Low‐Temperature Preparation Copper‐Doped Nickel Chloride Cathode for Thermal Battery Overcomes the Energy‐Power Trade‐Off
Bin Yao, Licai Fu, Yufan Gui, Jiajun Zhu, Wulin Yang, Lingping Zhou
Abstract
Nickel chloride (NiCl 2 ) is a typical hexagonal layered semiconductor material with wide application. However, it is mainly restricted by complicated technological process within ultrahigh dehydration temperature. Utilizing copper doping, a sort of high purity and remarkable crystallinity NiCl 2 is fabricated using a simple low‐temperature calcination technique.
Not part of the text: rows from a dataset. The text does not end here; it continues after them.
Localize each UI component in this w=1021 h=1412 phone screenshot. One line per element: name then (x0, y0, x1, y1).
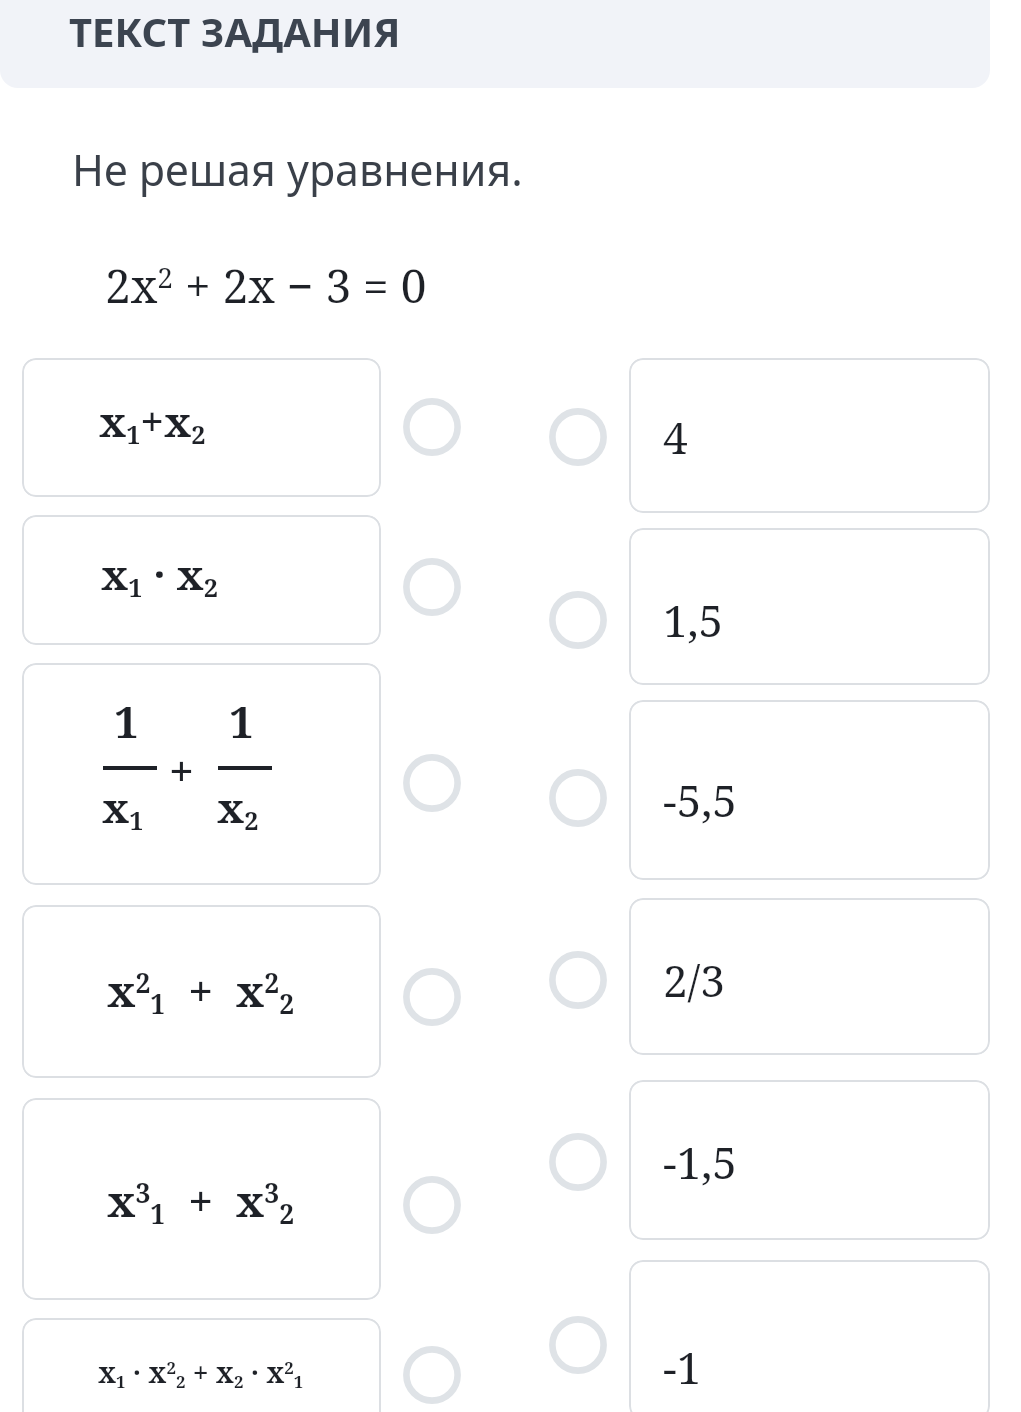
staticText: 4 (663, 407, 688, 467)
staticText: x1 · x22 + x2 · x21 (98, 1353, 304, 1393)
staticText: 1,5 (663, 590, 724, 650)
button[interactable]: Select x1 cubed plus x2 cubed (403, 1176, 461, 1234)
staticText: 2/3 (663, 950, 725, 1010)
staticText: -5,5 (663, 770, 737, 830)
staticText: x1 (102, 778, 144, 837)
button[interactable]: Select -5,5 (549, 769, 607, 827)
button[interactable]: 2/3 (629, 898, 990, 1055)
button[interactable]: 1,5 (629, 528, 990, 685)
button[interactable]: -5,5 (629, 700, 990, 880)
button[interactable]: -1 (629, 1260, 990, 1412)
staticText: -1 (663, 1337, 702, 1397)
staticText: 1 (229, 691, 254, 751)
staticText: -1,5 (663, 1132, 737, 1192)
button[interactable]: x1 times x2 (22, 515, 381, 645)
button[interactable]: 4 (629, 358, 990, 513)
button[interactable]: x1 squared plus x2 squared (22, 905, 381, 1078)
staticText: Не решая уравнения. (72, 140, 523, 199)
button[interactable]: Select x1 squared plus x2 squared (403, 968, 461, 1026)
button[interactable]: 1 over x1 plus 1 over x2 (22, 663, 381, 885)
staticText: 2x2 + 2x − 3 = 0 (105, 254, 427, 317)
button[interactable]: Select x1 times x2 (403, 558, 461, 616)
staticText: x1+x2 (99, 392, 206, 451)
staticText: + (169, 740, 194, 800)
button[interactable]: Select 1,5 (549, 591, 607, 649)
button[interactable]: Select 1 over x1 plus 1 over x2 (403, 754, 461, 812)
button[interactable]: Select 4 (549, 408, 607, 466)
button[interactable]: x1 cubed plus x2 cubed (22, 1098, 381, 1300)
button[interactable]: x1 x2 squared plus x2 x1 squared (22, 1318, 381, 1412)
button[interactable]: Select 2/3 (549, 951, 607, 1009)
button[interactable]: -1,5 (629, 1080, 990, 1240)
staticText: 1 (114, 691, 139, 751)
staticText: x1 · x2 (101, 545, 218, 604)
staticText: ТЕКСТ ЗАДАНИЯ (69, 4, 401, 58)
button[interactable]: Select -1 (549, 1316, 607, 1374)
button[interactable]: Select -1,5 (549, 1133, 607, 1191)
staticText: x31 + x32 (107, 1170, 295, 1232)
staticText: x21 + x22 (107, 960, 295, 1022)
button[interactable]: x1 + x2 (22, 358, 381, 497)
button[interactable]: Select x1 plus x2 (403, 398, 461, 456)
button[interactable]: Select x1 x2 squared plus x2 x1 squared (403, 1346, 461, 1404)
staticText: x2 (217, 778, 259, 837)
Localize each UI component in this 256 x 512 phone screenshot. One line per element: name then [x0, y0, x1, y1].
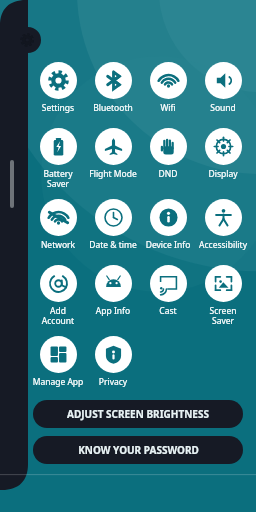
button[interactable]: Device Info — [141, 199, 195, 251]
staticText: Display — [196, 168, 250, 180]
button[interactable]: Cast — [141, 265, 195, 317]
staticText: Battery Saver — [31, 168, 85, 189]
staticText: Screen Saver — [196, 305, 250, 326]
staticText: Network — [31, 239, 85, 251]
staticText: Cast — [141, 305, 195, 317]
button[interactable]: Wifi — [141, 62, 195, 114]
button[interactable]: Sound — [196, 62, 250, 114]
button[interactable]: Manage App — [31, 336, 85, 388]
staticText: Bluetooth — [86, 102, 140, 114]
button[interactable]: Display — [196, 128, 250, 180]
staticText: Privacy — [86, 376, 140, 388]
staticText: Sound — [196, 102, 250, 114]
button[interactable]: Screen Saver — [196, 265, 250, 326]
staticText: Manage App — [31, 376, 85, 388]
staticText: Device Info — [141, 239, 195, 251]
staticText: Add Account — [31, 305, 85, 326]
button[interactable]: DND — [141, 128, 195, 180]
button[interactable]: Privacy — [86, 336, 140, 388]
button[interactable]: KNOW YOUR PASSWORD — [33, 436, 243, 464]
staticText: DND — [141, 168, 195, 180]
button[interactable]: Accessibility — [196, 199, 250, 251]
staticText: KNOW YOUR PASSWORD — [78, 443, 199, 457]
button[interactable]: ADJUST SCREEN BRIGHTNESS — [33, 400, 243, 428]
staticText: Accessibility — [196, 239, 250, 251]
button[interactable]: App Info — [86, 265, 140, 317]
staticText: Wifi — [141, 102, 195, 114]
button[interactable]: Bluetooth — [86, 62, 140, 114]
button[interactable]: Flight Mode — [86, 128, 140, 180]
button[interactable]: Date & time — [86, 199, 140, 251]
staticText: Settings — [31, 102, 85, 114]
staticText: App Info — [86, 305, 140, 317]
staticText: ADJUST SCREEN BRIGHTNESS — [67, 407, 209, 421]
button[interactable]: Settings — [31, 62, 85, 114]
button[interactable]: Battery Saver — [31, 128, 85, 189]
staticText: Date & time — [86, 239, 140, 251]
button[interactable]: Network — [31, 199, 85, 251]
staticText: Flight Mode — [86, 168, 140, 180]
button[interactable]: Add Account — [31, 265, 85, 326]
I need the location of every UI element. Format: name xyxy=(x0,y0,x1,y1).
The dehydration temperature is decreased from 600 to 400 °C because the adsorbed copper ions on NiCl 2 dihydrate surface can weaken NiO bond strength. Serving for thermal battery cathode, copper‐doped NiCl 2 exhibits remarkable discharge ability at 500 mA cm −2 , equipped with supernormal power density of 16.27 kW kg −1 and energy density of 717 Wh kg −1 simultaneously. Its energy density is increased by 28% compared to NiCl 2 . Copper doping optimizes thermodynamics process of discharge reaction and modifies local electronic structure of NiCl 2 . For copper‐doped NiCl 2 , the shift of Ni 3 d and Cl 3 p to lower energy level results in elevated redox potential, and the reduction of bandgap accelerates the carrier mobility, further promoting discharge degree. Utilizing metal ions dopant, this research surmounts the low‐temperature synthesis of NiCl 2 and addresses its inferior electrochemical performance, ensuring high energy‐power output. This will expand the application scenarios of NiCl 2 ‐based cathode materials.